Ce matin, je m’apprêtais à mettre en ligne le billet qui suit…

Lorsqu’on me demanda en décembre 2011 de faire une conférence à l’intention des anciens de l’école de commerce HEC, la personne qui m’invitait me dit quelque chose du genre : « Si vous pouviez dresser un panorama général… ». C’est alors que me vint l’image du « soliton », la lame de fonds constituée de plusieurs vagues venues se superposer pour en constituer une seule, mais monstrueuse.

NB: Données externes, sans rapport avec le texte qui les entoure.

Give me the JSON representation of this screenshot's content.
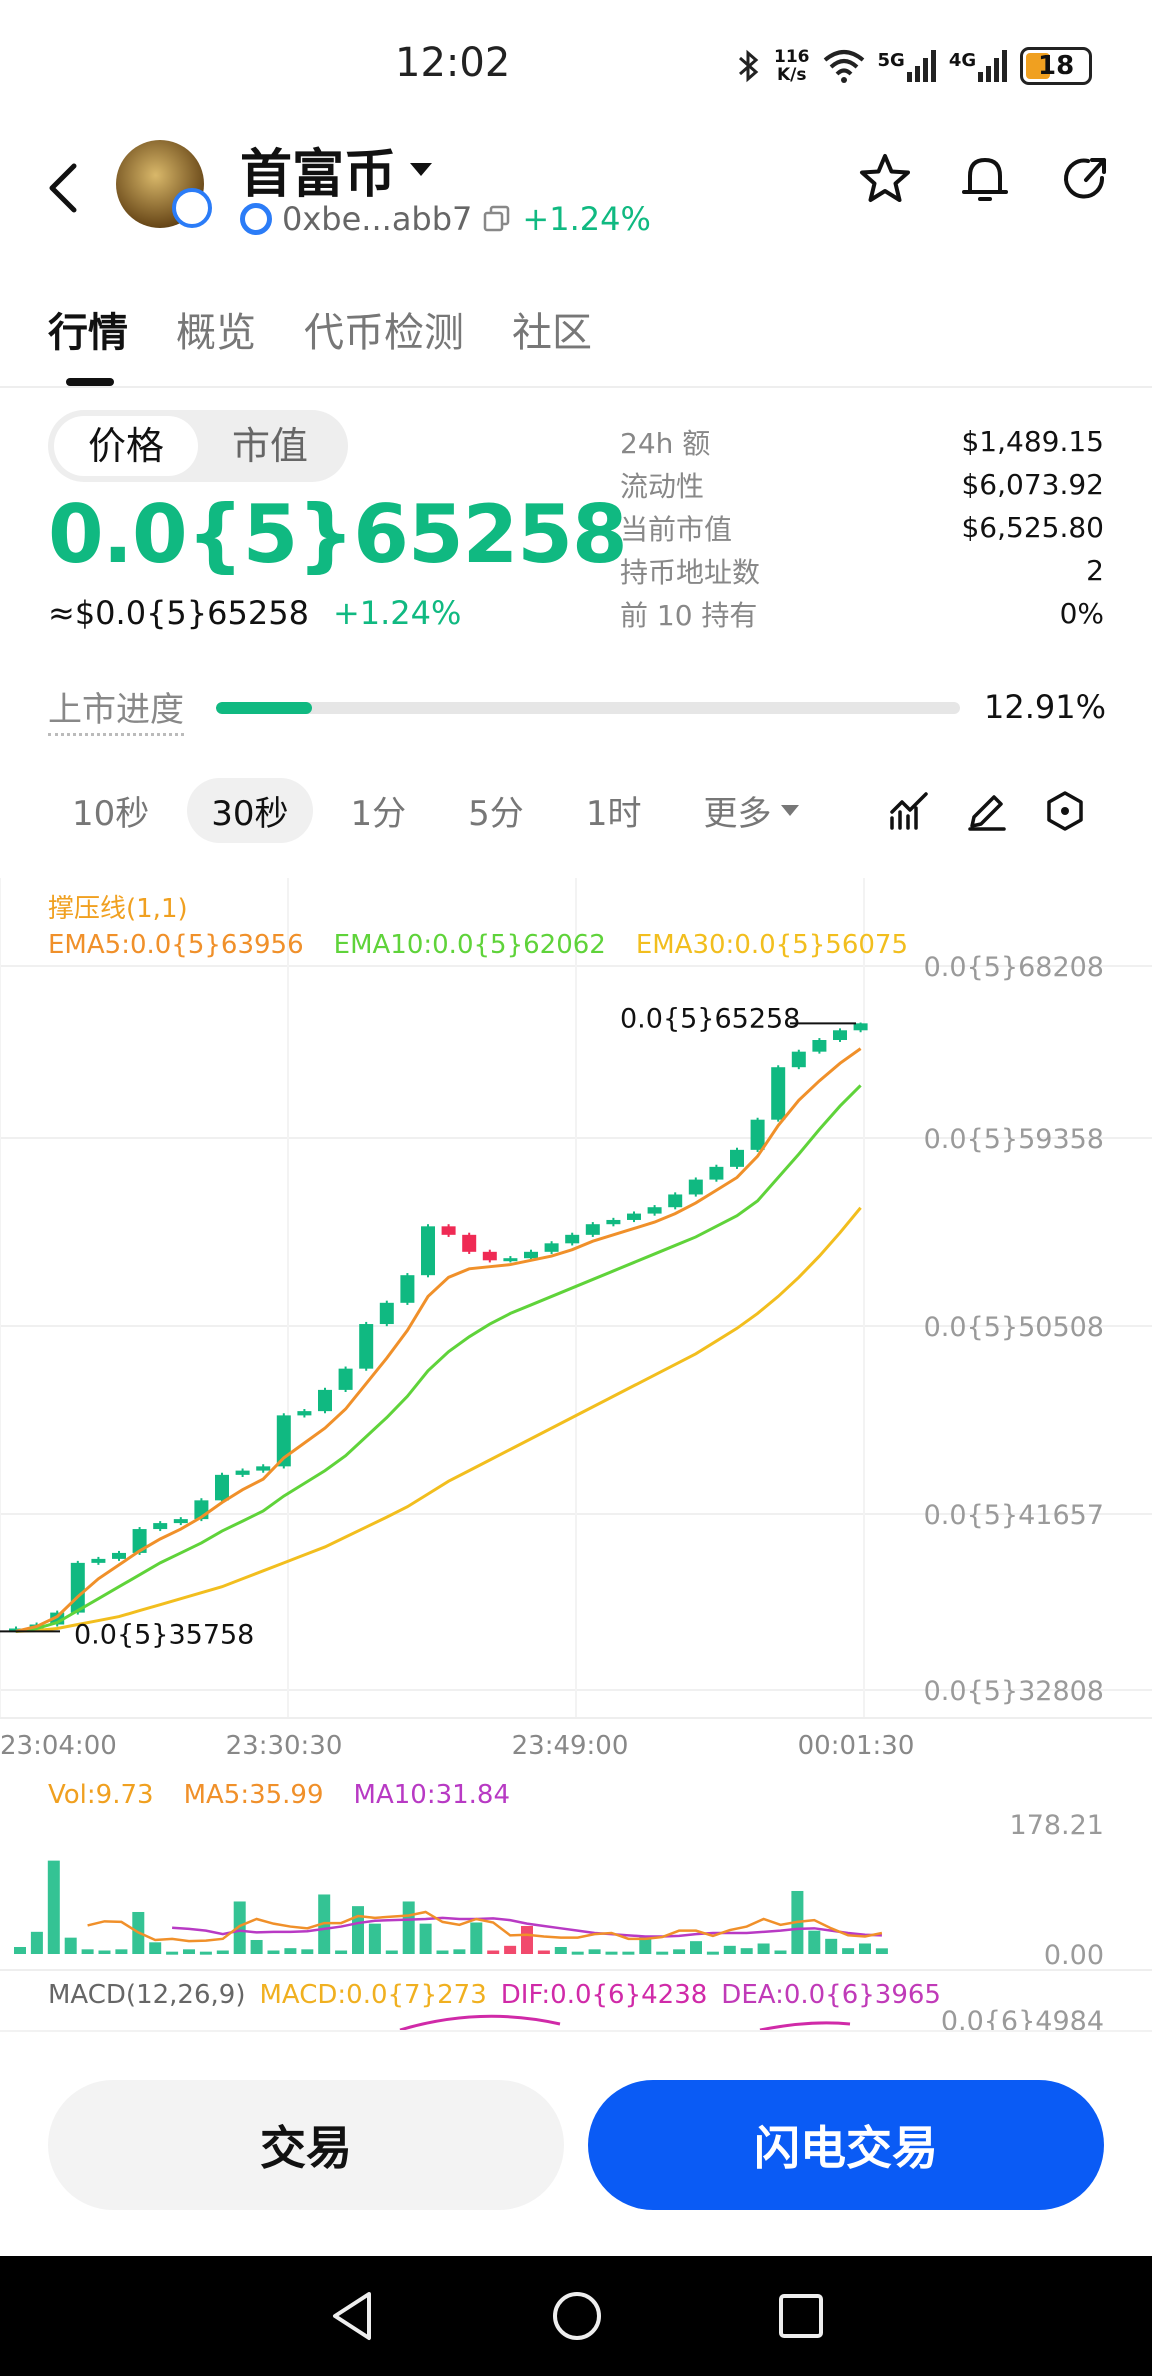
{
  "status_bar": {
    "time": "12:02",
    "net_speed_value": "116",
    "net_speed_unit": "K/s",
    "signal1_label": "5G",
    "signal2_label": "4G",
    "battery": "18"
  },
  "header": {
    "coin_name": "首富币",
    "address": "0xbe...abb7",
    "change": "+1.24%"
  },
  "tabs": [
    {
      "label": "行情",
      "active": true
    },
    {
      "label": "概览",
      "active": false
    },
    {
      "label": "代币检测",
      "active": false
    },
    {
      "label": "社区",
      "active": false
    }
  ],
  "price_toggle": {
    "price": "价格",
    "market_cap": "市值"
  },
  "price": {
    "main": "0.0{5}65258",
    "usd": "≈$0.0{5}65258",
    "change": "+1.24%"
  },
  "stats": [
    {
      "label": "24h  额",
      "value": "$1,489.15"
    },
    {
      "label": "流动性",
      "value": "$6,073.92"
    },
    {
      "label": "当前市值",
      "value": "$6,525.80"
    },
    {
      "label": "持币地址数",
      "value": "2"
    },
    {
      "label": "前 10 持有",
      "value": "0%"
    }
  ],
  "listing": {
    "label": "上市进度",
    "value": "12.91%",
    "fraction": 0.1291
  },
  "intervals": {
    "items": [
      {
        "label": "10秒",
        "active": false
      },
      {
        "label": "30秒",
        "active": true
      },
      {
        "label": "1分",
        "active": false
      },
      {
        "label": "5分",
        "active": false
      },
      {
        "label": "1时",
        "active": false
      }
    ],
    "more": "更多"
  },
  "chart_data": {
    "type": "candlestick",
    "indicator_label": "撑压线(1,1)",
    "ema_labels": {
      "ema5": "EMA5:0.0{5}63956",
      "ema10": "EMA10:0.0{5}62062",
      "ema30": "EMA30:0.0{5}56075"
    },
    "y_ticks": [
      "0.0{5}68208",
      "0.0{5}59358",
      "0.0{5}50508",
      "0.0{5}41657",
      "0.0{5}32808"
    ],
    "y_tick_values": [
      68208,
      59358,
      50508,
      41657,
      32808
    ],
    "x_ticks": [
      "23:04:00",
      "23:30:30",
      "23:49:00",
      "00:01:30"
    ],
    "high_label": "0.0{5}65258",
    "low_label": "0.0{5}35758",
    "candles": [
      [
        35758,
        35900,
        35700,
        36000
      ],
      [
        35900,
        36100,
        35800,
        36200
      ],
      [
        36100,
        36700,
        36000,
        36800
      ],
      [
        36700,
        39200,
        36600,
        39300
      ],
      [
        39200,
        39400,
        39100,
        39500
      ],
      [
        39400,
        39700,
        39300,
        39800
      ],
      [
        39700,
        40900,
        39600,
        41000
      ],
      [
        40900,
        41200,
        40800,
        41300
      ],
      [
        41200,
        41400,
        41100,
        41500
      ],
      [
        41400,
        42300,
        41300,
        42400
      ],
      [
        42300,
        43500,
        42200,
        43600
      ],
      [
        43500,
        43700,
        43400,
        43800
      ],
      [
        43700,
        43900,
        43600,
        44000
      ],
      [
        43900,
        46300,
        43800,
        46400
      ],
      [
        46300,
        46500,
        46200,
        46600
      ],
      [
        46500,
        47500,
        46400,
        47600
      ],
      [
        47500,
        48500,
        47400,
        48600
      ],
      [
        48500,
        50600,
        48400,
        50700
      ],
      [
        50600,
        51600,
        50500,
        51700
      ],
      [
        51600,
        52900,
        51500,
        53000
      ],
      [
        52900,
        55200,
        52800,
        55300
      ],
      [
        55200,
        54800,
        54700,
        55300
      ],
      [
        54800,
        54000,
        53900,
        54900
      ],
      [
        54000,
        53600,
        53500,
        54100
      ],
      [
        53600,
        53700,
        53500,
        53800
      ],
      [
        53700,
        54000,
        53600,
        54100
      ],
      [
        54000,
        54400,
        53900,
        54500
      ],
      [
        54400,
        54800,
        54300,
        54900
      ],
      [
        54800,
        55300,
        54700,
        55400
      ],
      [
        55300,
        55500,
        55200,
        55600
      ],
      [
        55500,
        55800,
        55400,
        55900
      ],
      [
        55800,
        56100,
        55700,
        56200
      ],
      [
        56100,
        56700,
        56000,
        56800
      ],
      [
        56700,
        57400,
        56600,
        57500
      ],
      [
        57400,
        58000,
        57300,
        58100
      ],
      [
        58000,
        58800,
        57900,
        58900
      ],
      [
        58800,
        60300,
        58700,
        60400
      ],
      [
        60300,
        63000,
        60200,
        63100
      ],
      [
        63000,
        63800,
        62900,
        63900
      ],
      [
        63800,
        64400,
        63700,
        64500
      ],
      [
        64400,
        64900,
        64300,
        65000
      ],
      [
        64900,
        65258,
        64800,
        65300
      ]
    ],
    "ema5": [
      35758,
      36000,
      36500,
      37500,
      38400,
      39100,
      39800,
      40400,
      40900,
      41500,
      42200,
      42800,
      43300,
      44300,
      45000,
      45700,
      46600,
      47800,
      49000,
      50300,
      51900,
      52800,
      53200,
      53300,
      53400,
      53600,
      53800,
      54100,
      54500,
      54800,
      55100,
      55400,
      55800,
      56300,
      56900,
      57500,
      58500,
      60000,
      61300,
      62300,
      63200,
      63956
    ],
    "ema10": [
      35758,
      35900,
      36200,
      36800,
      37400,
      38000,
      38600,
      39200,
      39700,
      40200,
      40800,
      41300,
      41800,
      42500,
      43100,
      43700,
      44400,
      45300,
      46200,
      47200,
      48400,
      49300,
      50000,
      50600,
      51100,
      51500,
      51900,
      52300,
      52700,
      53100,
      53500,
      53900,
      54300,
      54700,
      55200,
      55700,
      56400,
      57500,
      58600,
      59800,
      61000,
      62062
    ],
    "ema30": [
      35758,
      35800,
      35900,
      36100,
      36300,
      36500,
      36800,
      37100,
      37400,
      37700,
      38000,
      38400,
      38800,
      39200,
      39600,
      40000,
      40500,
      41000,
      41500,
      42000,
      42600,
      43200,
      43700,
      44200,
      44700,
      45200,
      45700,
      46200,
      46700,
      47200,
      47700,
      48200,
      48700,
      49200,
      49800,
      50400,
      51100,
      51900,
      52800,
      53800,
      54900,
      56075
    ]
  },
  "volume": {
    "labels": {
      "vol": "Vol:9.73",
      "ma5": "MA5:35.99",
      "ma10": "MA10:31.84"
    },
    "max_label": "178.21",
    "min_label": "0.00",
    "max_value": 178.21,
    "bars": [
      12,
      38,
      160,
      28,
      8,
      6,
      8,
      72,
      20,
      4,
      8,
      4,
      6,
      90,
      24,
      6,
      10,
      8,
      102,
      6,
      82,
      52,
      6,
      90,
      52,
      6,
      8,
      54,
      6,
      14,
      48,
      6,
      12,
      4,
      8,
      4,
      4,
      30,
      4,
      8,
      22,
      4,
      14,
      10,
      18,
      6,
      108,
      40,
      26,
      10,
      18,
      9.73
    ],
    "ma5": [
      null,
      null,
      null,
      null,
      49,
      56,
      55,
      37,
      24,
      26,
      22,
      23,
      26,
      48,
      60,
      52,
      47,
      44,
      53,
      53,
      65,
      62,
      64,
      66,
      72,
      55,
      50,
      60,
      54,
      32,
      33,
      30,
      28,
      28,
      34,
      36,
      26,
      26,
      29,
      40,
      40,
      31,
      41,
      47,
      60,
      50,
      55,
      58,
      44,
      32,
      30,
      35.99
    ],
    "ma10": [
      null,
      null,
      null,
      null,
      null,
      null,
      null,
      null,
      null,
      45,
      43,
      40,
      34,
      40,
      37,
      38,
      38,
      39,
      43,
      47,
      53,
      57,
      58,
      59,
      60,
      62,
      60,
      60,
      61,
      58,
      52,
      48,
      44,
      40,
      36,
      34,
      32,
      30,
      30,
      31,
      34,
      36,
      36,
      36,
      38,
      40,
      43,
      44,
      40,
      36,
      33,
      31.84
    ]
  },
  "macd": {
    "label": "MACD(12,26,9)",
    "macd": "MACD:0.0{7}273",
    "dif": "DIF:0.0{6}4238",
    "dea": "DEA:0.0{6}3965",
    "axis_label": "0.0{6}4984"
  },
  "buttons": {
    "trade": "交易",
    "flash_trade": "闪电交易"
  },
  "colors": {
    "up": "#10b981",
    "down": "#ef2a54",
    "ema5": "#f0902a",
    "ema10": "#5fd33a",
    "ema30": "#f2be1e",
    "ma10": "#b83ac4",
    "accent": "#0a5bf5"
  }
}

Les éléments composant cette vague scélérate ? Il y en a trois. D’abord, la crise environnementale : l’épuisement des ressources, le réchauffement climatique accompagné de l’acidification des océans et de la hausse du niveau de la mer. Ensuite, ce que j’appelai « crise de la complexité » : crise due à un monde où les interactions augmentent du fait que nous sommes de plus en plus nombreux dans un environnement de plus en plus mécanisé, monde où nous confions nos décisions à l’ordinateur alors que l’emploi disparaît en raison de notre remplacement par la machine sous la double forme du robot et du logiciel. Enfin, crise économique et financière, due au fait que nos systèmes ont en leur cœur une gigantesque « machine à concentrer la richesse » fondée sur le versement d’intérêts sur la dette, dont les effets délétères sont encore amplifiés par la spéculation, que chacun tolère comme une bizarrerie inoffensive.